Milky Way’s Central Monster Measured

The past decade has seen so many incredible advances in astronomy that it would be hard to single out one as standing above the others. But near the top of my list is the work by Andrea Ghez (UCLA) and her colleagues to measure the mass of the Milky Way’s central black hole. In a paper posted on the Web last week, they derive a new and improved mass for our galaxy's monster in the middle.

Milky Way's central arcsecond
The orbits of stars within the Milky Way's central tenth of a light-year loop around the known location of the central black hole (yellow star symbol).

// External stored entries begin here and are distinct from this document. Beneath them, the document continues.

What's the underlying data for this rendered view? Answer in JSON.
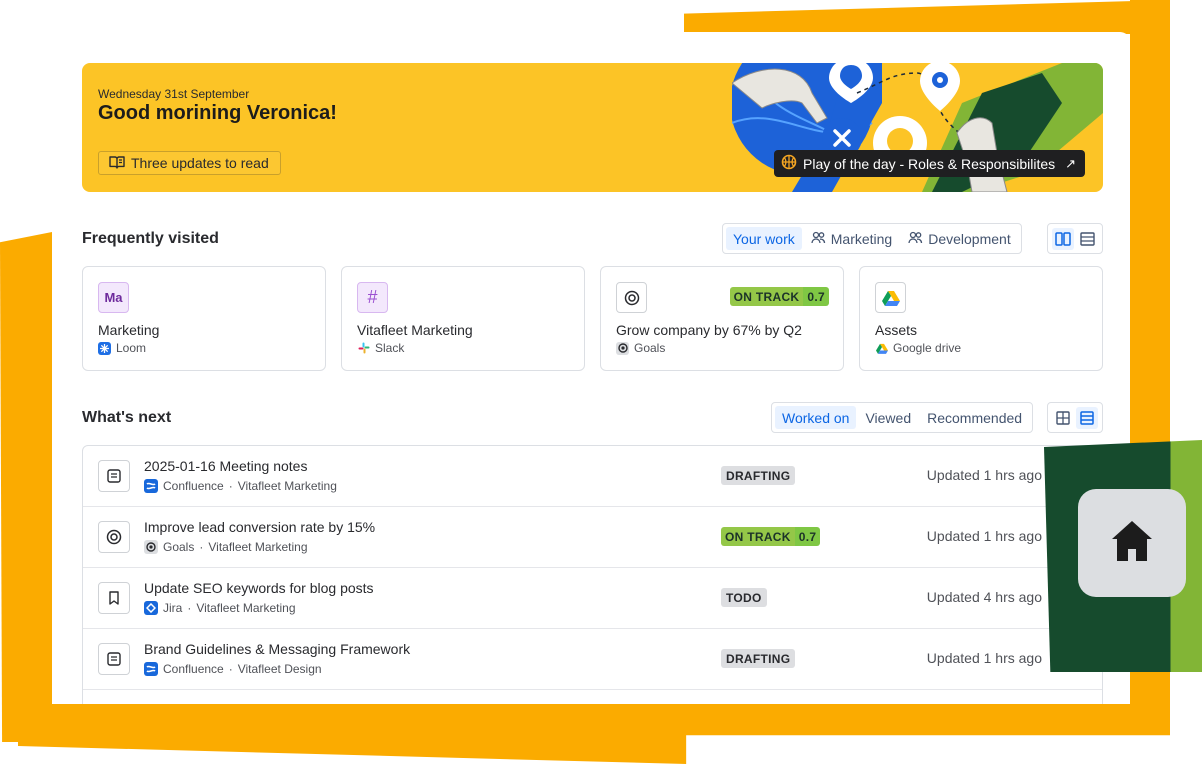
{
  "colors": {
    "frame_orange": "#fbab00",
    "banner_yellow": "#fcc426",
    "dark_green": "#164b2d",
    "lime_green": "#82b536",
    "accent_blue": "#0c66e4"
  },
  "banner": {
    "date": "Wednesday 31st September",
    "greeting": "Good morining Veronica!",
    "updates_label": "Three updates to read",
    "play_label": "Play of the day - Roles & Responsibilites",
    "play_arrow": "↗"
  },
  "frequently_visited": {
    "title": "Frequently visited",
    "tabs": [
      {
        "label": "Your work",
        "active": true
      },
      {
        "label": "Marketing",
        "active": false
      },
      {
        "label": "Development",
        "active": false
      }
    ],
    "cards": [
      {
        "icon_text": "Ma",
        "title": "Marketing",
        "source": "Loom",
        "source_icon": "loom-icon"
      },
      {
        "icon_text": "#",
        "title": "Vitafleet Marketing",
        "source": "Slack",
        "source_icon": "slack-icon"
      },
      {
        "icon": "target-icon",
        "title": "Grow company by 67% by Q2",
        "source": "Goals",
        "source_icon": "goals-icon",
        "status": "ON TRACK",
        "score": "0.7"
      },
      {
        "icon": "google-drive-icon",
        "title": "Assets",
        "source": "Google drive",
        "source_icon": "google-drive-icon"
      }
    ]
  },
  "whats_next": {
    "title": "What's next",
    "tabs": [
      {
        "label": "Worked on",
        "active": true
      },
      {
        "label": "Viewed",
        "active": false
      },
      {
        "label": "Recommended",
        "active": false
      }
    ],
    "rows": [
      {
        "icon": "page-icon",
        "title": "2025-01-16 Meeting notes",
        "app": "Confluence",
        "space": "Vitafleet Marketing",
        "status": "DRAFTING",
        "updated": "Updated 1 hrs ago"
      },
      {
        "icon": "target-icon",
        "title": "Improve lead conversion rate by 15%",
        "app": "Goals",
        "space": "Vitafleet Marketing",
        "status": "ON TRACK",
        "score": "0.7",
        "updated": "Updated 1 hrs ago"
      },
      {
        "icon": "bookmark-icon",
        "title": "Update SEO keywords for blog posts",
        "app": "Jira",
        "space": "Vitafleet Marketing",
        "status": "TODO",
        "updated": "Updated 4 hrs ago"
      },
      {
        "icon": "page-icon",
        "title": "Brand Guidelines & Messaging Framework",
        "app": "Confluence",
        "space": "Vitafleet Design",
        "status": "DRAFTING",
        "updated": "Updated 1 hrs ago"
      }
    ],
    "separator": "·"
  },
  "home_button_icon": "home-icon"
}
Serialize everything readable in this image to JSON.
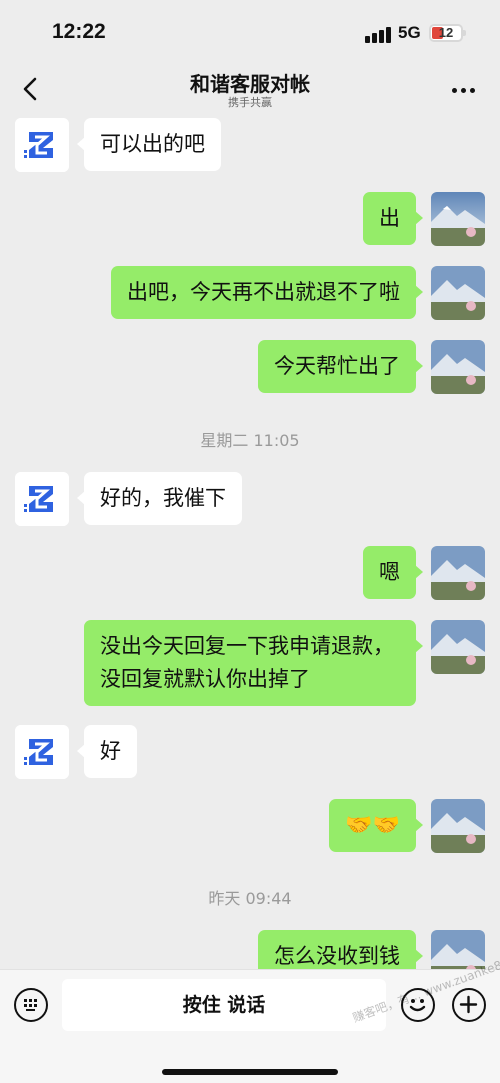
{
  "status": {
    "time": "12:22",
    "network": "5G",
    "battery": "12"
  },
  "header": {
    "title": "和谐客服对帐",
    "subtitle": "携手共赢"
  },
  "messages": [
    {
      "side": "left",
      "text": "可以出的吧"
    },
    {
      "side": "right",
      "text": "出"
    },
    {
      "side": "right",
      "text": "出吧，今天再不出就退不了啦"
    },
    {
      "side": "right",
      "text": "今天帮忙出了"
    },
    {
      "type": "time",
      "text": "星期二 11:05"
    },
    {
      "side": "left",
      "text": "好的，我催下"
    },
    {
      "side": "right",
      "text": "嗯"
    },
    {
      "side": "right",
      "text": "没出今天回复一下我申请退款，没回复就默认你出掉了"
    },
    {
      "side": "left",
      "text": "好"
    },
    {
      "side": "right",
      "text": "🤝🤝"
    },
    {
      "type": "time",
      "text": "昨天 09:44"
    },
    {
      "side": "right",
      "text": "怎么没收到钱"
    }
  ],
  "input": {
    "hold_to_talk": "按住 说话"
  },
  "watermark": "赚客吧，有... www.zuanke8.com",
  "colors": {
    "sent_bubble": "#95ec69",
    "received_bubble": "#ffffff",
    "background": "#ededed"
  }
}
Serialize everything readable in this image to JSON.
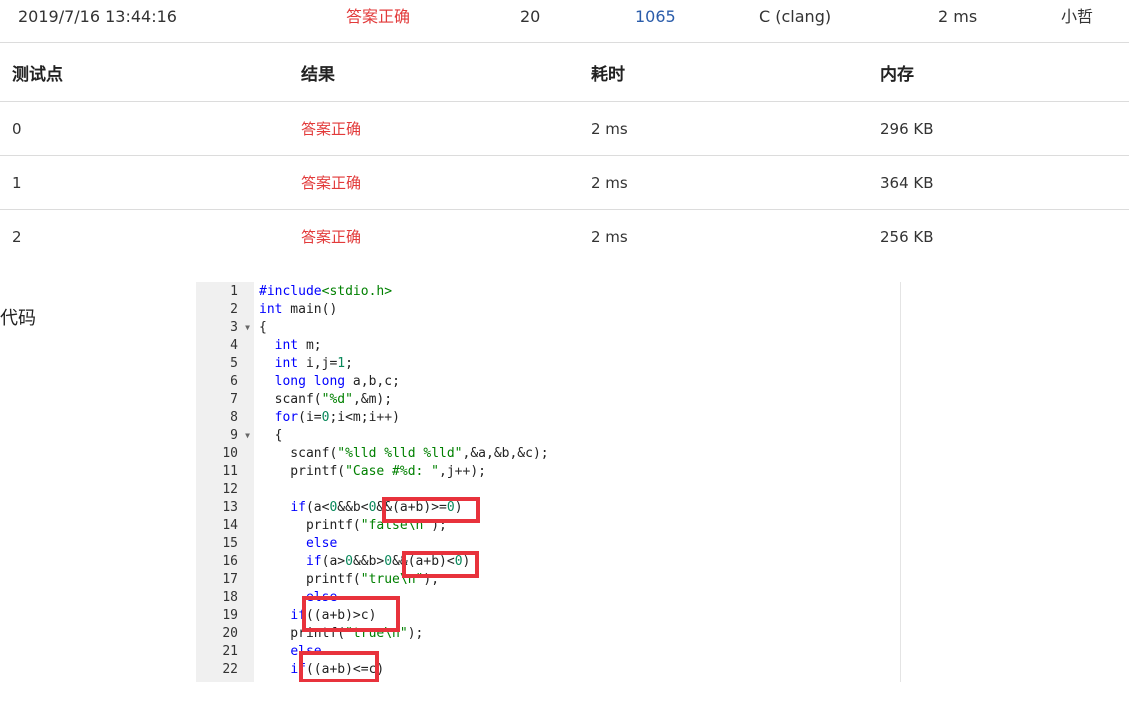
{
  "submission": {
    "time": "2019/7/16 13:44:16",
    "result": "答案正确",
    "score": "20",
    "problem_id": "1065",
    "language": "C (clang)",
    "duration": "2 ms",
    "user": "小哲"
  },
  "testcases": {
    "headers": [
      "测试点",
      "结果",
      "耗时",
      "内存"
    ],
    "rows": [
      {
        "id": "0",
        "result": "答案正确",
        "time": "2 ms",
        "memory": "296 KB"
      },
      {
        "id": "1",
        "result": "答案正确",
        "time": "2 ms",
        "memory": "364 KB"
      },
      {
        "id": "2",
        "result": "答案正确",
        "time": "2 ms",
        "memory": "256 KB"
      }
    ]
  },
  "code": {
    "label": "代码",
    "lines": [
      {
        "n": "1",
        "fold": ""
      },
      {
        "n": "2",
        "fold": ""
      },
      {
        "n": "3",
        "fold": "▼"
      },
      {
        "n": "4",
        "fold": ""
      },
      {
        "n": "5",
        "fold": ""
      },
      {
        "n": "6",
        "fold": ""
      },
      {
        "n": "7",
        "fold": ""
      },
      {
        "n": "8",
        "fold": ""
      },
      {
        "n": "9",
        "fold": "▼"
      },
      {
        "n": "10",
        "fold": ""
      },
      {
        "n": "11",
        "fold": ""
      },
      {
        "n": "12",
        "fold": ""
      },
      {
        "n": "13",
        "fold": ""
      },
      {
        "n": "14",
        "fold": ""
      },
      {
        "n": "15",
        "fold": ""
      },
      {
        "n": "16",
        "fold": ""
      },
      {
        "n": "17",
        "fold": ""
      },
      {
        "n": "18",
        "fold": ""
      },
      {
        "n": "19",
        "fold": ""
      },
      {
        "n": "20",
        "fold": ""
      },
      {
        "n": "21",
        "fold": ""
      },
      {
        "n": "22",
        "fold": ""
      }
    ],
    "text": [
      [
        [
          "#include",
          "kw"
        ],
        [
          "<stdio.h>",
          "str"
        ]
      ],
      [
        [
          "int",
          "kw"
        ],
        [
          " main()",
          ""
        ]
      ],
      [
        [
          "{",
          ""
        ]
      ],
      [
        [
          "  ",
          ""
        ],
        [
          "int",
          "kw"
        ],
        [
          " m;",
          ""
        ]
      ],
      [
        [
          "  ",
          ""
        ],
        [
          "int",
          "kw"
        ],
        [
          " i,j=",
          ""
        ],
        [
          "1",
          "num"
        ],
        [
          ";",
          ""
        ]
      ],
      [
        [
          "  ",
          ""
        ],
        [
          "long long",
          "kw"
        ],
        [
          " a,b,c;",
          ""
        ]
      ],
      [
        [
          "  scanf(",
          ""
        ],
        [
          "\"%d\"",
          "str"
        ],
        [
          ",&m);",
          ""
        ]
      ],
      [
        [
          "  ",
          ""
        ],
        [
          "for",
          "kw"
        ],
        [
          "(i=",
          ""
        ],
        [
          "0",
          "num"
        ],
        [
          ";i<m;i",
          ""
        ],
        [
          "++",
          "op"
        ],
        [
          ")",
          ""
        ]
      ],
      [
        [
          "  {",
          ""
        ]
      ],
      [
        [
          "    scanf(",
          ""
        ],
        [
          "\"%lld %lld %lld\"",
          "str"
        ],
        [
          ",&a,&b,&c);",
          ""
        ]
      ],
      [
        [
          "    printf(",
          ""
        ],
        [
          "\"Case #%d: \"",
          "str"
        ],
        [
          ",j",
          ""
        ],
        [
          "++",
          "op"
        ],
        [
          ");",
          ""
        ]
      ],
      [
        [
          "",
          ""
        ]
      ],
      [
        [
          "    ",
          ""
        ],
        [
          "if",
          "kw"
        ],
        [
          "(a<",
          ""
        ],
        [
          "0",
          "num"
        ],
        [
          "&&b<",
          ""
        ],
        [
          "0",
          "num"
        ],
        [
          "&&(a+b)>=",
          ""
        ],
        [
          "0",
          "num"
        ],
        [
          ")",
          ""
        ]
      ],
      [
        [
          "      printf(",
          ""
        ],
        [
          "\"false\\n\"",
          "str"
        ],
        [
          ");",
          ""
        ]
      ],
      [
        [
          "      ",
          ""
        ],
        [
          "else",
          "kw"
        ]
      ],
      [
        [
          "      ",
          ""
        ],
        [
          "if",
          "kw"
        ],
        [
          "(a>",
          ""
        ],
        [
          "0",
          "num"
        ],
        [
          "&&b>",
          ""
        ],
        [
          "0",
          "num"
        ],
        [
          "&&(a+b)<",
          ""
        ],
        [
          "0",
          "num"
        ],
        [
          ")",
          ""
        ]
      ],
      [
        [
          "      printf(",
          ""
        ],
        [
          "\"true\\n\"",
          "str"
        ],
        [
          ");",
          ""
        ]
      ],
      [
        [
          "      ",
          ""
        ],
        [
          "else",
          "kw"
        ]
      ],
      [
        [
          "    ",
          ""
        ],
        [
          "if",
          "kw"
        ],
        [
          "((a+b)>c)",
          ""
        ]
      ],
      [
        [
          "    printf(",
          ""
        ],
        [
          "\"true\\n\"",
          "str"
        ],
        [
          ");",
          ""
        ]
      ],
      [
        [
          "    ",
          ""
        ],
        [
          "else",
          "kw"
        ]
      ],
      [
        [
          "    ",
          ""
        ],
        [
          "if",
          "kw"
        ],
        [
          "((a+b)<=c)",
          ""
        ]
      ]
    ]
  },
  "colors": {
    "keyword": "#0000ff",
    "string": "#008000",
    "number": "#09885a",
    "operator": "#333333",
    "accepted": "#e23a3a",
    "highlight": "#e8323c"
  }
}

The fuzzy blobs are diffraction-limited star images in an infrared adaptive-optics frame taken by a 10-meter Keck telescope in 2004. The frame is 1 arcsecond (0.13 light-year) square. While every star in this image has been seen to move, estimates of orbital parameters are only possible for those that show significant curvature so far.

The annual average positions for these stars are plotted as colored dots (which have increasing color saturation with time). Also plotted are the best-fitting orbit solutions. These orbits provide the clearest reading yet on the mass of the central black hole. Click for movie.
UCLA Galactic Center Group / Keck Observatory
The team’s pure measurement yields a mass of 4.1 million Suns with an uncertainty of only 0.6 million Suns. But if the black hole is assumed to be stationary with respect to the rest of the galaxy (and there's no evidence otherwise), its mass rises a bit to 4.5 million Suns with an uncertainty of only 0.4 million. This latter result is significantly higher than previous measurements made by Ghez’s team and by a European group led by Reinhard Genzel (Max Planck Institute for Extraterrestrial Physics, Germany).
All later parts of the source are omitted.